В эту лунную мягкую ночь, полную ожиданий весны, Карл до рассвета бродил по великому городу, глубоко принимал его в душу с его великолепными зданиями, уже вознесенными над Невой, и с дворцами и домами новыми, которым, он уже знал наверное, даст когда-нибудь жизнь и воплощение не чья иная - его творческая сила.

Карл не заметил, как дошел до старого деревянного театра Казасси. Придворное ведомство его купило и переименовало в Малый. Карл остановился. В проясневшем небе далеко взором обвел пространство. Мечты охватили его: этот старый театр снести, возвести новый, великолепный в своей гармонии. Перед парадным фасадом с колоннадой развернуть до проспекта партерный цветник, а сзади театра - полукруглую площадь, как в парижском Пале-Рояль, окружить ее сводчатой галереей.

Долго в воображении Карл раздвигал пространство, создавал великолепному зданию своей мечты достойное его окружение.

Совсем посветлело небо, ожил ранний занятой люд. Открылся на Неве последний неопасный проход. Серо-голубое тающее небо над адмиралтейской золотой иг-лой, бледно-желтый с белым орнаментом чудесный фасад - как дивно открыта гармония сочетания красок. Эти тона, эта роскошная простота должны быть неотъемлемы от петербургского зодчества.

ГЛАВА ДЕСЯТАЯ

Имя Маши, которую, как это теперь было в моде, князь Игреев одарил новой, звучной фамилией - Яхонтова, появлялось все чаще в афишах, все хвалебней были о ней отзывы ценителей, и даже проскользнуло в газетах, что Психея, которую она как-то танцевала, заменяя больную мадам Гертруду Росси, в ее исполнении получила новую прелесть и свежесть.

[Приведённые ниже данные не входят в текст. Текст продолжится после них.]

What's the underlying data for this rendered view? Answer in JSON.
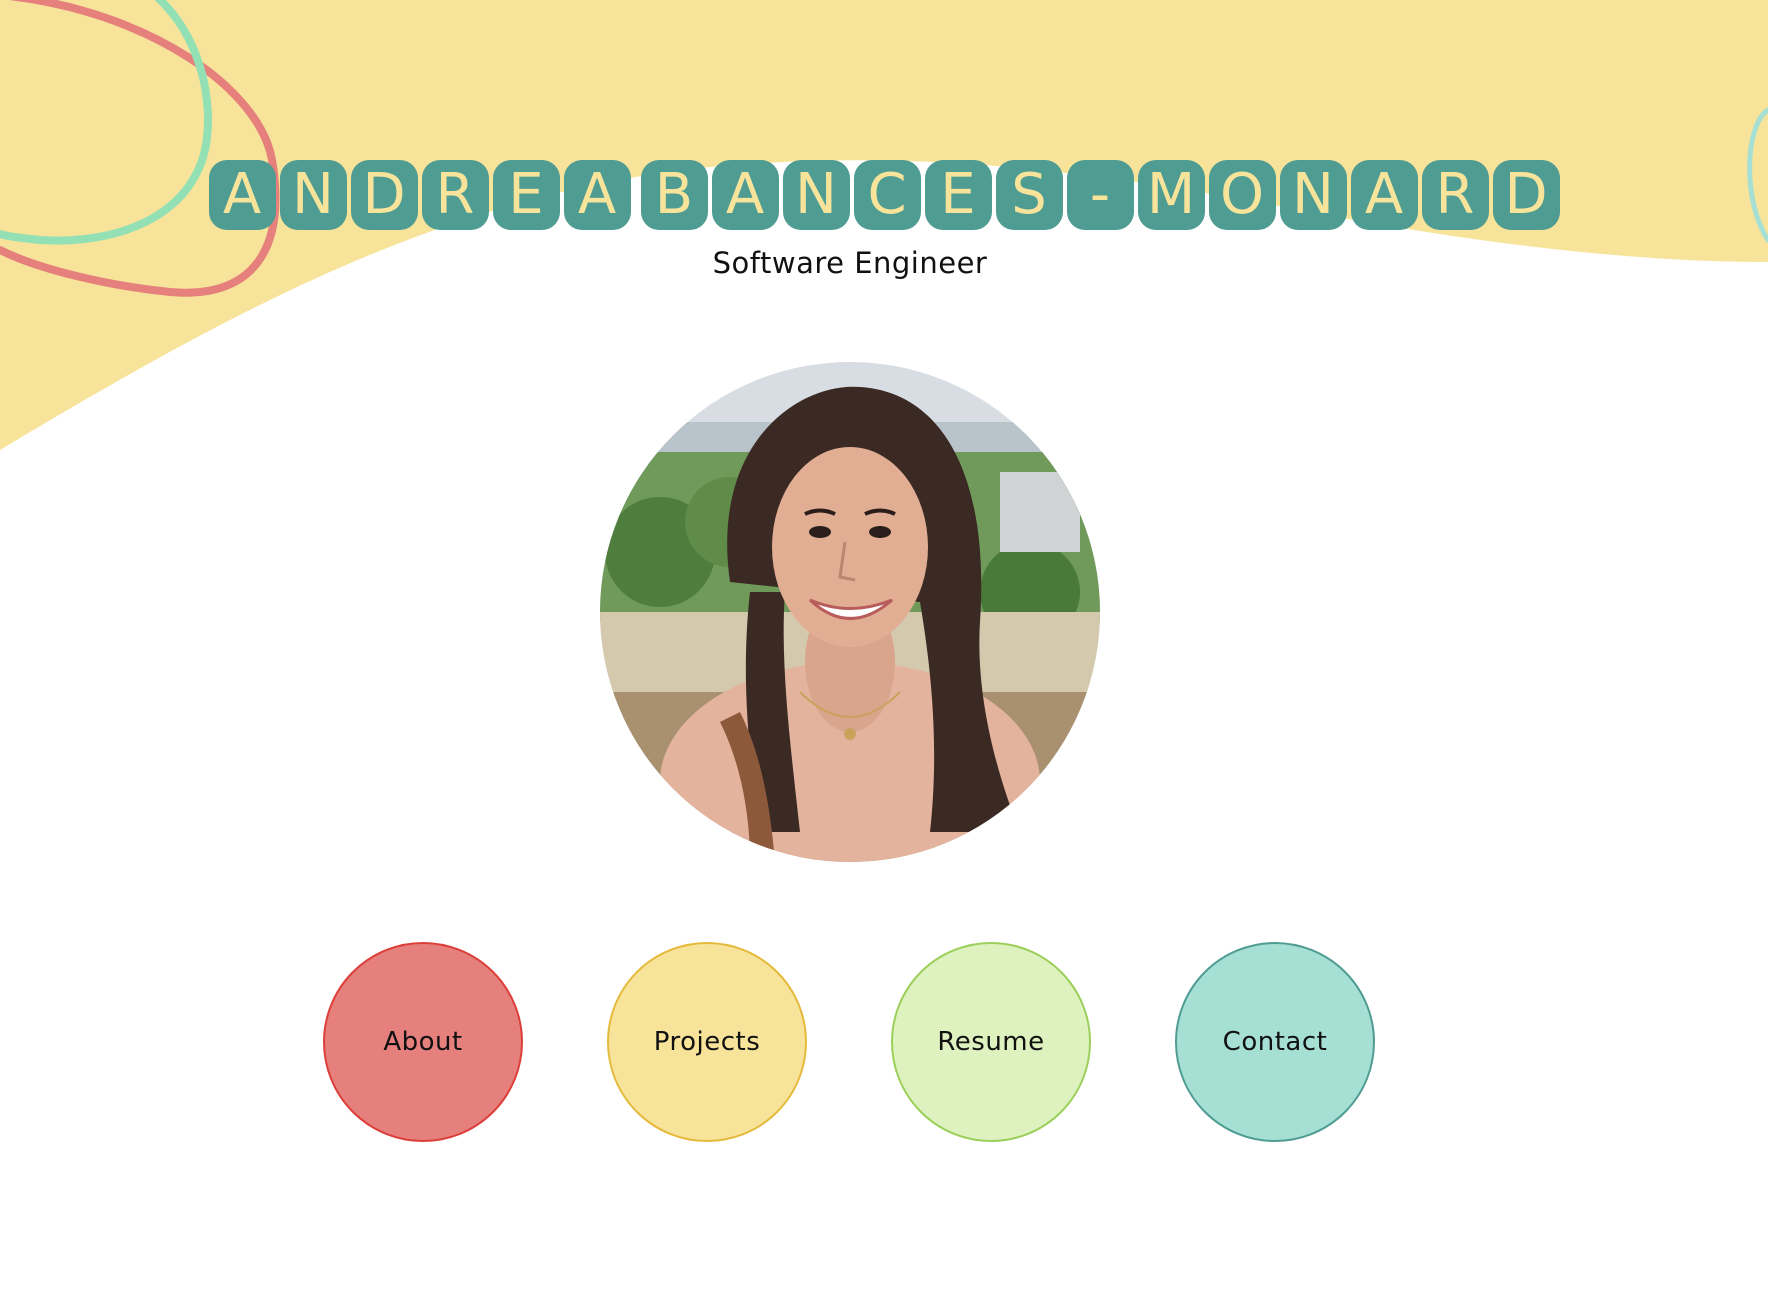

Гертруда рассердилась и в присутствии Карла безобразно кричала, что Маша никак не сильфида, а всего лишь хитрая змея, которая хочет завладеть ее лаврами, и отказалась давать ей уроки. Бедная Маша была в отчаянии. Она в Карле искала поддержку, робко надеясь, что он ей устроит свидание с Митей. Но Карл и сам давно не видал друга и чувствовал, что тот намеренно его избегает. Так оно и было.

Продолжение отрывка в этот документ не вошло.